The Gemara Cycle Security system is a unique, and simple device to use, and proven to prevent bike thefts over several years. It is primarily based on a substantial steel bar being manoeuvred through the frame of the cycle, and locked by the use of a coin-lock. The bar has been designed to be strategically placed to secure all known types of bikes, including those with the common triangular frame, hybrid frames (those with the angled crossbar), ladies’ twin, and loop tube, and folding bikes, whether folded or not, some owners of such bikes prefer putting the steel bar through a space in the folded version. It has also been especially designed to take children’s bikes, whether with a conventional crossbar design, or, what is commonly known as a U-tube style.
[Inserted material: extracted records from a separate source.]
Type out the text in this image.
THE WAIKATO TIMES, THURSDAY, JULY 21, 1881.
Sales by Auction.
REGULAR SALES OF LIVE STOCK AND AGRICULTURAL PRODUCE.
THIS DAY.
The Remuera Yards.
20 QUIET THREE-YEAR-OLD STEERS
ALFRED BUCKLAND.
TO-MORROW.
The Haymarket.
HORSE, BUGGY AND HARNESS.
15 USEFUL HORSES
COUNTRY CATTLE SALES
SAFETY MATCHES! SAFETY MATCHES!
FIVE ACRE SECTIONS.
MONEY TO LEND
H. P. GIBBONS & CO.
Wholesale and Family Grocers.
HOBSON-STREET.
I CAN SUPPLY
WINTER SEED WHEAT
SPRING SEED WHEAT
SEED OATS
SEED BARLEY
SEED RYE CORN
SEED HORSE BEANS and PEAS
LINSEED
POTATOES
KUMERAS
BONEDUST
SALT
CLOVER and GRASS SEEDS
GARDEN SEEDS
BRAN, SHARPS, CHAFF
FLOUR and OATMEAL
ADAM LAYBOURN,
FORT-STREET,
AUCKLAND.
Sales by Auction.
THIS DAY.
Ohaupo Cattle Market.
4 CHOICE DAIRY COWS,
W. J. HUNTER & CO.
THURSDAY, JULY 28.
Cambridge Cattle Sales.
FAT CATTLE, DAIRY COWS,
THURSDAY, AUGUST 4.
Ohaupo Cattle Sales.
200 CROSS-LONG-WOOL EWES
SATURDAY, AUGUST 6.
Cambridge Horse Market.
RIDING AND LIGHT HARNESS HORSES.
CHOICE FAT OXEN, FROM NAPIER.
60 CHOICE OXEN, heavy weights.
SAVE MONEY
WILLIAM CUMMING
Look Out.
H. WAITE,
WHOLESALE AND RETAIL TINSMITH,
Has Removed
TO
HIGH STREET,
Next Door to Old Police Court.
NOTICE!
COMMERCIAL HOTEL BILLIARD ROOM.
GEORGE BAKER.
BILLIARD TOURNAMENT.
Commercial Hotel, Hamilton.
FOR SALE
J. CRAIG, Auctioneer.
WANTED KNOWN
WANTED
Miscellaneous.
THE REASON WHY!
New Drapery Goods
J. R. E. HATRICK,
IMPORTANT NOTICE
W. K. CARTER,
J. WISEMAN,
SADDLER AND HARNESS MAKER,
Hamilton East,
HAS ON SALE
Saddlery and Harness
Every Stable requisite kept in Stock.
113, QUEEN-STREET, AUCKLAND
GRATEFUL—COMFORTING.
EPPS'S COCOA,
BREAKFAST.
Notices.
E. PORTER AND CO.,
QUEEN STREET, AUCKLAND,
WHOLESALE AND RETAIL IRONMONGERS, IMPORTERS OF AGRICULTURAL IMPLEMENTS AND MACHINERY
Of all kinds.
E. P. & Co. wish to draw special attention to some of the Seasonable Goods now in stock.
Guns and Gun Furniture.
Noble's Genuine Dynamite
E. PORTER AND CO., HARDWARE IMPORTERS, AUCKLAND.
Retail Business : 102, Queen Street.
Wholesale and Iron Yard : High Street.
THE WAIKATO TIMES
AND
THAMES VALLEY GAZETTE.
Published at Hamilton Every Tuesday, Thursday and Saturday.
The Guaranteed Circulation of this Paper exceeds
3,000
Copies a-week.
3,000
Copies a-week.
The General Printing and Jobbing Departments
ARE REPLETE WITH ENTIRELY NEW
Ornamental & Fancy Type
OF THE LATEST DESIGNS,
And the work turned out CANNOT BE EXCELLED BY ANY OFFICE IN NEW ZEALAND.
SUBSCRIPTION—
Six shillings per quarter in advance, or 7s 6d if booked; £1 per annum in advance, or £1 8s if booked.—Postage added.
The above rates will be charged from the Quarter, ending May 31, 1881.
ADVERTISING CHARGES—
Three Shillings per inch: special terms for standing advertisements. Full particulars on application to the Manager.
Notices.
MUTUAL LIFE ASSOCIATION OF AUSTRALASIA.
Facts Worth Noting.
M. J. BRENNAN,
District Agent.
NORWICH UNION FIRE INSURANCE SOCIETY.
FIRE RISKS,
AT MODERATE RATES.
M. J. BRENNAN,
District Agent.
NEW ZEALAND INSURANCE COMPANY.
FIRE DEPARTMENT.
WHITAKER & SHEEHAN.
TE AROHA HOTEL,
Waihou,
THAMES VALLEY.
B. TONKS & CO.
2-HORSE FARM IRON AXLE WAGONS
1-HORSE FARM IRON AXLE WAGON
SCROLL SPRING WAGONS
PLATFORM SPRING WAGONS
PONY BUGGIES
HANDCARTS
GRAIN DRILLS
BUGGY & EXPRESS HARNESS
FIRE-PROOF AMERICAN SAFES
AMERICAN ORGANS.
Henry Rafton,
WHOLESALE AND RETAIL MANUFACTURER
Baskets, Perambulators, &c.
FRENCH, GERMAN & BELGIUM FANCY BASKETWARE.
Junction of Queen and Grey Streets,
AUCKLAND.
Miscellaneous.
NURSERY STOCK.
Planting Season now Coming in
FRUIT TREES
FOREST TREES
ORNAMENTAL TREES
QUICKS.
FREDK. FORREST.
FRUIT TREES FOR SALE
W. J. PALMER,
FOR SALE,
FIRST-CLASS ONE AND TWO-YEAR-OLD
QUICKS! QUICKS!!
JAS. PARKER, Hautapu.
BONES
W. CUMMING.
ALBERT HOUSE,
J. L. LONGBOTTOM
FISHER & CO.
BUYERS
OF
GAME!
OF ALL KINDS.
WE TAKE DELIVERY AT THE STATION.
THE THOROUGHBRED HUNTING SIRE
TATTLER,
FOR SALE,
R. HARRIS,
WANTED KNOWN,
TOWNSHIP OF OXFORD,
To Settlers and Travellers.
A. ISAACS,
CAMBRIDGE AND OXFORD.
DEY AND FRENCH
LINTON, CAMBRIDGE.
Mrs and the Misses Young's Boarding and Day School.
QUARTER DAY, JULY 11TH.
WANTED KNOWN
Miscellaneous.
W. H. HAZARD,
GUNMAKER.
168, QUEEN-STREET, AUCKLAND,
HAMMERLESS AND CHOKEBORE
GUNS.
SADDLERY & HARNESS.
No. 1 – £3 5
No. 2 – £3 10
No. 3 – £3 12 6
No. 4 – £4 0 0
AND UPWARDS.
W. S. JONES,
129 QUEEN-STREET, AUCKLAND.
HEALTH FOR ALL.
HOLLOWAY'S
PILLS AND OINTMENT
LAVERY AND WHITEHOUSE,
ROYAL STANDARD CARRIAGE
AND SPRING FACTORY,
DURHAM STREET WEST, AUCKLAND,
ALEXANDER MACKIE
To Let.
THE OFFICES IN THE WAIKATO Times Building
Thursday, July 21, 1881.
The bar is made of 32mm 304 Stainless Steel, the hardest available, and none have ever shown any form of attempted cutting.

The Gemara system comprises 10 such ‘units’, with each unit adjoining another, all of
4″ galvanised box steel uprights, each topped with a steel box containing the lock. Though primarily coin-return at present, other forms of locking, such as phone apps, are being considered. The uprights are all welded to a horizontal 4″ box steel base, which is placed in concrete on site, with tapered zinc runners for the cycle wheels flush with the finished base between each unit. Instructions are supplied to the purchaser for installation.

USE – The user pushes the cycle into a unit, using the runners, and simultaneously moves the bar through the frame, inserting a coin, and locking the bar with the key supplied to that unit, each key supplied having a fob denoting the unit used, with each unit similarly marked. On return, the procedure is reversed, the key locking itself for the next user.
Each locking-box is powder-coated for durability, and virtually any colour is available.
It has room for instructions, and logos if required. The finished product has changeable cylinders, if necessary, should a key be lost, thus quickly putting the unit back in use, and without replacing the whole lock..both time-consuming, and more expensive.

The updated version is being designed with SECURITY being paramount, but without its aesthetic design being compromised. Assistance is being given by a member of a cycling organisation in order to make the Gemara system at least one step ahead of potential cycle thieves. In addition, regular contact will be made with cycle stores, such as Halford
as in previous years, to ascertain whether new styles of bikes are on the market, along with viewing sites such ECF, Velo-City etc..
N.B. It appears that the Gemara Security System is capable of securing E-BIKES, from those seen at present, but due regard will be given to further developments. The same applies for Tandems, now becoming more popular.

Ray Burridge – Inventor & Designer

One thought on “No Nonsense Bike Security by Ray Burridge and his Gemara Locking Cycle Stand”

  1. Yes, it seems one of those blindingly obvious and useful things. However, what provision is made for stopping the key being copied? I’m aware that a small number of expensive household locks have special keys which can’t be copied by locksmiths and replacement keys are only available from the manufacturers. There would have to be the certainty that these keys can’t be copied.